Ldconfig indexes the standard directories /usr/lib and /lib,
any directories listed in the file /etc/ld.so.conf, and
directories listed on the command line.  If you install the
TRE library in a directory other than /lib or /usr/lib, such
as the default /usr/local/lib, you will need to tell
ldconfig to search that directory. You can do this either by
adding the name of the directory to /etc/ld.so.conf or
supplying the directory name on the command line, e.g.:

/sbin/ldconfig /usr/local/lib

Another approach is to give the compiler options that it will
pass on to the linker to tell it where to look.
There are two such options: -L and -rpath.
On some systems -L is used for static libraries and -rpath
for shared libraries, but there is some variation.
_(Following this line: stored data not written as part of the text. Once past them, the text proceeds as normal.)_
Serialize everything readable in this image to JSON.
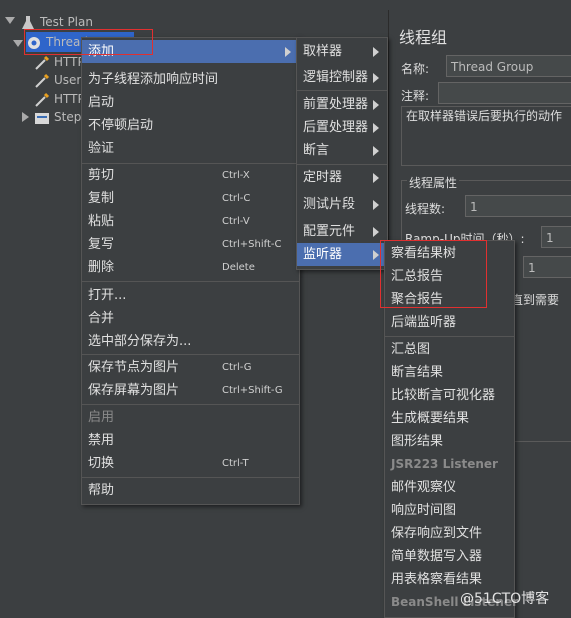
{
  "tree": {
    "test_plan": "Test Plan",
    "thread_group": "Thread Group",
    "child1": "HTTP",
    "child2": "User",
    "child3": "HTTP",
    "child4": "Step"
  },
  "right_panel": {
    "title": "线程组",
    "name_label": "名称:",
    "name_value": "Thread Group",
    "comment_label": "注释:",
    "on_error_label": "在取样器错误后要执行的动作",
    "thread_props_label": "线程属性",
    "num_threads_label": "线程数:",
    "num_threads_value": "1",
    "rampup_label": "Ramp-Up时间（秒）:",
    "rampup_value": "1",
    "loop_value": "1",
    "until_needed_label": "直到需要"
  },
  "context_menu": {
    "items": [
      {
        "label": "添加",
        "submenu": true
      },
      {
        "label": "为子线程添加响应时间"
      },
      {
        "label": "启动"
      },
      {
        "label": "不停顿启动"
      },
      {
        "label": "验证"
      },
      {
        "label": "剪切",
        "shortcut": "Ctrl-X"
      },
      {
        "label": "复制",
        "shortcut": "Ctrl-C"
      },
      {
        "label": "粘贴",
        "shortcut": "Ctrl-V"
      },
      {
        "label": "复写",
        "shortcut": "Ctrl+Shift-C"
      },
      {
        "label": "删除",
        "shortcut": "Delete"
      },
      {
        "label": "打开..."
      },
      {
        "label": "合并"
      },
      {
        "label": "选中部分保存为..."
      },
      {
        "label": "保存节点为图片",
        "shortcut": "Ctrl-G"
      },
      {
        "label": "保存屏幕为图片",
        "shortcut": "Ctrl+Shift-G"
      },
      {
        "label": "启用"
      },
      {
        "label": "禁用"
      },
      {
        "label": "切换",
        "shortcut": "Ctrl-T"
      },
      {
        "label": "帮助"
      }
    ]
  },
  "add_menu": {
    "items": [
      "取样器",
      "逻辑控制器",
      "前置处理器",
      "后置处理器",
      "断言",
      "定时器",
      "测试片段",
      "配置元件",
      "监听器"
    ]
  },
  "listener_menu": {
    "items": [
      "察看结果树",
      "汇总报告",
      "聚合报告",
      "后端监听器",
      "汇总图",
      "断言结果",
      "比较断言可视化器",
      "生成概要结果",
      "图形结果",
      "JSR223 Listener",
      "邮件观察仪",
      "响应时间图",
      "保存响应到文件",
      "简单数据写入器",
      "用表格察看结果",
      "BeanShell Listener"
    ]
  },
  "watermark": "@51CTO博客",
  "colors": {
    "menu_bg": "#3c3f41",
    "selected_bg": "#4b6eaf",
    "highlight_box": "#e03030"
  }
}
It appears
always to work if you just use both.

This is especially useful if you do not have root privileges
on the system. 

In the msort Makefile, the relevant portion looks like this:


msort:		${OBJS}
		${CC} -o msort ${OBJS} -ltre

This says that "msort" depends on the files listed in the
variable OBJS, namely msort.o, misc.o, etc., and that
"msort" is created from these files by running the command
that is the value of the variable CC.  The value of CC will
generally be "gcc". The flag -ltre indicates that the TRE
library should be loaded. To tell the linker that the files
for the TRE library are located in /usr/local/lib/, change
the second line above to:

	${CC} -o msort ${OBJS} -L /usr/local/lib -rpath /usr/local/lib -ltre

Of course, if you don't have root privileges you probably can't install
TRE in /usr/local/lib. If you install it in one of your own directories,
give that directory as argument to -L and -rpath instead, e.g.:

	${CC} -o msort ${OBJS} -L /home/wjposer/Src/lib -rpath /home/wjposer/Src/lib -ltre


Some sample sort order definition files are provided in the SortOrders subdirectory.
In addition to serving as examples, some of them may be useful, if, for example,
you need to sort country names in United Nations order, sort by the Chinese
Heavenly Stems, or handle traditional Armenian dates.